Office Depot and OfficeMax finally took the plunge and attempted to merge again in 2013. This time, the FTC approved the merger, citing a more broad industry definition that included the online channel as well as other retailers (such as mass merchants). With this case as the new precedent, it opens the way for new mergers to occur where online competitors own a significant portion of market share. It also opens up the possibility that Office Depot and Staples could potentially merge.
Starboard's Importance in the Merger
Starboard was the activist that initially pressured Office Depot to merge with OfficeMax. It was their pressure, along with a difficult office supply industry, that made Office Depot and OfficeMax announce a merger early last year.
Almost two years later, it's now clear to us that this was the right move for the retailers and for Starboard. Now, with a new stake in Staples and an increased stake in Office Depot, it seems possible that they may try to repeat the playbook on Office Depot and Staples.
The Implications of a Merger
If SPLS and ODP were to merge, there would be drastically higher operating margins at the combined company. Office Depot is now attempting to capture over $750 million in synergies from the merger with OfficeMax, and a larger merger with Staples could potentially capture even more in synergies -- some equity research analysts are projecting as much as $1.5 billion. While the merger wouldn't necessarily improve the difficult sales outlook for the combined companies, it would more than double their profit margin, which would drive significant shareholder value.
A simple intuitive way to think about where these synergies might come from is their advertising budget. Office Depot and Staples each are paying for advertising where they tout their own stores. As a combined company, it would not be necessary to keep all of these ads running. Instead, they could cut half of the ads, thereby saving themselves a significant amount in advertising as combined company.
The Bear Case Remains
The office supply industry's woes are well understood by investors, but it's worth repeating here. Paper usage is declining driven by the growth of online communication and digitization.

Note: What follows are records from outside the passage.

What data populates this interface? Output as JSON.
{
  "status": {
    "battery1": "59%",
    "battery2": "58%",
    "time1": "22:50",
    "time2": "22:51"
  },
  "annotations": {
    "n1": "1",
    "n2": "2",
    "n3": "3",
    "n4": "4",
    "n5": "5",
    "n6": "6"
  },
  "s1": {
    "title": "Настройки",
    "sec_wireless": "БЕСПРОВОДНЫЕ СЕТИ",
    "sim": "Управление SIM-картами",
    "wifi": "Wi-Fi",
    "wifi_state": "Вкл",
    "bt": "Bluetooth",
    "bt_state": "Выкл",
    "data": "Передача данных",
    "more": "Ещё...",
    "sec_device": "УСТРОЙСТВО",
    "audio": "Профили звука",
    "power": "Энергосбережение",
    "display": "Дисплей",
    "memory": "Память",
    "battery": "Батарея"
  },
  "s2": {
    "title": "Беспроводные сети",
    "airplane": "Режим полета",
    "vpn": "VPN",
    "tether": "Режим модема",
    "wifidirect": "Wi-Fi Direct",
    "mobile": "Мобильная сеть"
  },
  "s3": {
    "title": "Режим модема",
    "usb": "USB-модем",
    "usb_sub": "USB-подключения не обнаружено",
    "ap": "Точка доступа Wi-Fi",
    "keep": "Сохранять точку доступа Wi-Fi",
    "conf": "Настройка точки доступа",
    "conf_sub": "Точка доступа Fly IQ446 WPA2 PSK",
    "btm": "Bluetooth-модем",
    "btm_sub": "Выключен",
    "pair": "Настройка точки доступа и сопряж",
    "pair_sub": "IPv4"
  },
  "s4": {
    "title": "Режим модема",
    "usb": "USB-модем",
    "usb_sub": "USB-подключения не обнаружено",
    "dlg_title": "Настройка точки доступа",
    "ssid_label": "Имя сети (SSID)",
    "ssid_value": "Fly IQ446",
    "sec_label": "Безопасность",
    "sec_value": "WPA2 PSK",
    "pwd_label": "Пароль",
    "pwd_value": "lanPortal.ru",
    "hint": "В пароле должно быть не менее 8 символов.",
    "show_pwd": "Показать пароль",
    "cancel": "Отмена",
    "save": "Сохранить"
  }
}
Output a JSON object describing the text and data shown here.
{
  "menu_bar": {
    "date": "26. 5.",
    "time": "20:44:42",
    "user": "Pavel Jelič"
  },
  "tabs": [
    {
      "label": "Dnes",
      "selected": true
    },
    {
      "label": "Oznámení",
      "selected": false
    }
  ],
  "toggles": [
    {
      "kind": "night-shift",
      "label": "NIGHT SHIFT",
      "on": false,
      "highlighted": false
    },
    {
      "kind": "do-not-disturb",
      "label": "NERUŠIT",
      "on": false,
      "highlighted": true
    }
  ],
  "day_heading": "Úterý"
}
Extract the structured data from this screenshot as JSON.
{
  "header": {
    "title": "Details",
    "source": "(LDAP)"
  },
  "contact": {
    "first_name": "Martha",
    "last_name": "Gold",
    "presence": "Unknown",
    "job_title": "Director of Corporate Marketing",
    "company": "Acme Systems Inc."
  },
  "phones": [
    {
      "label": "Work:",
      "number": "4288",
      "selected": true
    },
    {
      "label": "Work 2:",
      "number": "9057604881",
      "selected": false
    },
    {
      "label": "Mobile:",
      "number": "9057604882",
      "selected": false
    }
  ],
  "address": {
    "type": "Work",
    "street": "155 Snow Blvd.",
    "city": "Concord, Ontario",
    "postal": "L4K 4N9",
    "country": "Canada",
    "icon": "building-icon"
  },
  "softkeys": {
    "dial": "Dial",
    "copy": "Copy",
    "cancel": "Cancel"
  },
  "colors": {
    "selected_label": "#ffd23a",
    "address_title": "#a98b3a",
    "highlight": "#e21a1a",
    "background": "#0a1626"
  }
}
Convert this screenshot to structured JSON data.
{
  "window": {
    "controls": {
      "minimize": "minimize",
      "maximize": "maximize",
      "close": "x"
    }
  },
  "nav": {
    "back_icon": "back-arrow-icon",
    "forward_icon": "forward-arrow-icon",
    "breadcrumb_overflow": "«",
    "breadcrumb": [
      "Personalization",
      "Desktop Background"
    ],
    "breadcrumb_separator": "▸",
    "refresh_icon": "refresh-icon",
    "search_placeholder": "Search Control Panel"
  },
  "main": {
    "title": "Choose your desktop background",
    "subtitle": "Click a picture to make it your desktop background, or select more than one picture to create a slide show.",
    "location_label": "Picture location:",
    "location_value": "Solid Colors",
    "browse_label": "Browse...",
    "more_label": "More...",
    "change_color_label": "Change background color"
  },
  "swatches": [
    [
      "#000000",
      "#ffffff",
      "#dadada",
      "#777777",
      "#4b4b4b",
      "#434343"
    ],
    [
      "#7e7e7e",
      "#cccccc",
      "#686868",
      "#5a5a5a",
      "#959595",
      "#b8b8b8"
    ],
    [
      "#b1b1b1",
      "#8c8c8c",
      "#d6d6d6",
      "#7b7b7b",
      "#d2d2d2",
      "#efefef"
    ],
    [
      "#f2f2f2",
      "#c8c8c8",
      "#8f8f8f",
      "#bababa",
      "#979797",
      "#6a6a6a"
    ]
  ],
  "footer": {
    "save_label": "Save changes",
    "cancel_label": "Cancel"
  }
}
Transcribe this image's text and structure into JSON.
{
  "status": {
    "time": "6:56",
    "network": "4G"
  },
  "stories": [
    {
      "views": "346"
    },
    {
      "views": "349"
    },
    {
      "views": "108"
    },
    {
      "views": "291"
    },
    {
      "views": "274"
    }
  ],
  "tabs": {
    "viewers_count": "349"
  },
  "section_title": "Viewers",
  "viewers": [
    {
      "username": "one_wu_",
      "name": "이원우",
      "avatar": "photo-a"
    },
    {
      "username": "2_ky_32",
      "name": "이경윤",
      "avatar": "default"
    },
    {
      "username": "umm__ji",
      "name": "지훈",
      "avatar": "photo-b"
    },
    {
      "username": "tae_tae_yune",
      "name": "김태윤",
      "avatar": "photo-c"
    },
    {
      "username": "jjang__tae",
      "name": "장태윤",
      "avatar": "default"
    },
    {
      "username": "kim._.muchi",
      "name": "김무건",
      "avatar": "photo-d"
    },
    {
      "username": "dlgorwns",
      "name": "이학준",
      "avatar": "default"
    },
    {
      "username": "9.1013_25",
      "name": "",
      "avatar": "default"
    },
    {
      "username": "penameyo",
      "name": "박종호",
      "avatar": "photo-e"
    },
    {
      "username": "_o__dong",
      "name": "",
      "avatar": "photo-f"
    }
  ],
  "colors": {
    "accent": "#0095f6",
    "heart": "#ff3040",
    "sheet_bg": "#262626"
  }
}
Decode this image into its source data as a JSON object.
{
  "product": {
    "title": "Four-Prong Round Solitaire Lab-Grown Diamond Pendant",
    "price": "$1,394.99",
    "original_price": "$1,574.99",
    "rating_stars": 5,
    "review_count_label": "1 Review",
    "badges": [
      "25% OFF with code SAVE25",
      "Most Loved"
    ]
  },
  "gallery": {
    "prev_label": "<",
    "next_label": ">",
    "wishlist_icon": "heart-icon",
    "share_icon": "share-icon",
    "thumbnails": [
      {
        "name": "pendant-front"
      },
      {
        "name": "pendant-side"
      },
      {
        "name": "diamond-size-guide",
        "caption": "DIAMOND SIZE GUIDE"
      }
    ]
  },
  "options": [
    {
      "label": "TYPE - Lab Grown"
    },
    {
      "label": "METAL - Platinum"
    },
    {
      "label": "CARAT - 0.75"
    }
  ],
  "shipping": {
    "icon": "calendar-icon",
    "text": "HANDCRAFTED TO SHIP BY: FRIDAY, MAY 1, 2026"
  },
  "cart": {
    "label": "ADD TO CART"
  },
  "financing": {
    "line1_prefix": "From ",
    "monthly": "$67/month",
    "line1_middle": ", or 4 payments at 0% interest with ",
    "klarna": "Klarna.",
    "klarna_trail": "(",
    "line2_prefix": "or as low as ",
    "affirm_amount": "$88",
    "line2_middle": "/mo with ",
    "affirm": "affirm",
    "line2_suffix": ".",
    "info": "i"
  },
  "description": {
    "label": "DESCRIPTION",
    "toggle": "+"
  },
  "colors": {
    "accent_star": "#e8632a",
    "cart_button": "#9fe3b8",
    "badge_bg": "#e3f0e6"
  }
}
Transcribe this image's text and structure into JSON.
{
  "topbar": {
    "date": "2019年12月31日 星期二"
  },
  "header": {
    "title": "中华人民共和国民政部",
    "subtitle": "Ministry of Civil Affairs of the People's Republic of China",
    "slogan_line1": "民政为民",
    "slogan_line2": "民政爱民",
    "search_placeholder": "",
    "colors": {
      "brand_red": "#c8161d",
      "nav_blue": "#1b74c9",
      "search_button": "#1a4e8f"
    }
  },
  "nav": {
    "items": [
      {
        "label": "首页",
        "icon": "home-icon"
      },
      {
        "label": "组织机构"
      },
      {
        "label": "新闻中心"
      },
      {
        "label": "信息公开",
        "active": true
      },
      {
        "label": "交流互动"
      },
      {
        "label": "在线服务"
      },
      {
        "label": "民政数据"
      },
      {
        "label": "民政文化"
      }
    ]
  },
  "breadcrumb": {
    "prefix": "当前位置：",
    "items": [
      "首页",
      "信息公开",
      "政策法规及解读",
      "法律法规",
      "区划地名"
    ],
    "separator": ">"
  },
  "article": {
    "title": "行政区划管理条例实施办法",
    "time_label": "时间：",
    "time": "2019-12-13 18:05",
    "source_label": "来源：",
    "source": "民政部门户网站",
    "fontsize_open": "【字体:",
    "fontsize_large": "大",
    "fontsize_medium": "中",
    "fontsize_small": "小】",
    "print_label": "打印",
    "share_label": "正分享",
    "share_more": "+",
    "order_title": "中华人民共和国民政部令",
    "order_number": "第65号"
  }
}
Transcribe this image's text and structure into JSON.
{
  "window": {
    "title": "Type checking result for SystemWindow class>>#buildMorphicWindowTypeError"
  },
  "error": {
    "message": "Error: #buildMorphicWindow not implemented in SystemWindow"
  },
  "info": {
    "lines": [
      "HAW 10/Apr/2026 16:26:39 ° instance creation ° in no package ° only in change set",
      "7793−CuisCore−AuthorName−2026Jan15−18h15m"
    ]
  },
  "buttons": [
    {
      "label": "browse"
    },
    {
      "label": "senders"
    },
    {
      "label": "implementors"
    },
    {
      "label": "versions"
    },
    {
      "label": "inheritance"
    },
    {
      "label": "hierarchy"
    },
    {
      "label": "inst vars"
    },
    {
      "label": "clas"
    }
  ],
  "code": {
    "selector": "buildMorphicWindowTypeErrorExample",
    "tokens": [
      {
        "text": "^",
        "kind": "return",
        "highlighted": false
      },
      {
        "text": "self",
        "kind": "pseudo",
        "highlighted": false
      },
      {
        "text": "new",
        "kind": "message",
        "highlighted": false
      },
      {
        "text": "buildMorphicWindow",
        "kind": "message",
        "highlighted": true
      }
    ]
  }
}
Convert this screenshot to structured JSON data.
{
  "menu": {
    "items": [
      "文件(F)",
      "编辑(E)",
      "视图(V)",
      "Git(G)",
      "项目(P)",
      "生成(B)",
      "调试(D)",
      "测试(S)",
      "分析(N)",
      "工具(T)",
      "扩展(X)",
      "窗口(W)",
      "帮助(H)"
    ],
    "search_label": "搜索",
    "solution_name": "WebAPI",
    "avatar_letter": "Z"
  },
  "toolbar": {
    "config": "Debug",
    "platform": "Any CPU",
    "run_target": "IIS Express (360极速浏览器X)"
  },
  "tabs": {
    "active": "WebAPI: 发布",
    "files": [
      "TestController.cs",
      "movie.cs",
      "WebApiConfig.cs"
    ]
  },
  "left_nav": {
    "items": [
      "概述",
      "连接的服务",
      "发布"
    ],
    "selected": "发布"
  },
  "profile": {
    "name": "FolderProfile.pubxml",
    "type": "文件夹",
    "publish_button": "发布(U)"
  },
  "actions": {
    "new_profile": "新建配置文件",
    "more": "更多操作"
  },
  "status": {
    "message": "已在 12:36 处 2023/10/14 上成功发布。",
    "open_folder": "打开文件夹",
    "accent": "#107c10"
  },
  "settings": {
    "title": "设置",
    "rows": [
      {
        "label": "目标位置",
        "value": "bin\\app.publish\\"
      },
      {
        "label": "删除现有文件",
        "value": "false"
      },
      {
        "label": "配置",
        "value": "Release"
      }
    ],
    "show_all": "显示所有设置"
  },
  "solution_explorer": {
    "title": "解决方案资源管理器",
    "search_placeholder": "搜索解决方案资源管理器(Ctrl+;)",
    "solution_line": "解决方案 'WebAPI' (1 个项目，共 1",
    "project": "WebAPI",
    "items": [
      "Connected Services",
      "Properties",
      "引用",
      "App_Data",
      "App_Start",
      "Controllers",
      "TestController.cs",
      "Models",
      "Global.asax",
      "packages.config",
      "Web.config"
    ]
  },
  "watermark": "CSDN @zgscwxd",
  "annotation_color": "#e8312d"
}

As paper usage declines, office supply demand declines as well, given their reliance on paper. Think of paper clips, staples, drawers, envelopes, scanners. This is not a surprise to investors as this trend has been ongoing for some time. However, it's a steady bleed that continues to hurt office supply retailers. Staples is attempting to cut its cost base in response, but can it keep with the decline?
Additionally, while a Staples-Office Depot merger is now possible, we are still several steps removed from it occurring. Recall that Office Depot and OfficeMax merged just last year, and they are now undergoing a long and complicated process of combining stores and employees. They don't have the resources to digest another merger, let alone one of this size. Furthermore, while a broader industry definition certainly helps, there is no guarantee that the FTC will approve a merger between the two largest office supply superstores, even with online competitors.
This post originally appeared on Treetis.
Disclosure: The author has no positions in any stocks mentioned, and no plans to initiate any positions within the next 72 hours.
The author wrote this article themselves, and it expresses their own opinions. The author is not receiving compensation for it. The author has no business relationship with any company whose stock is mentioned in this article.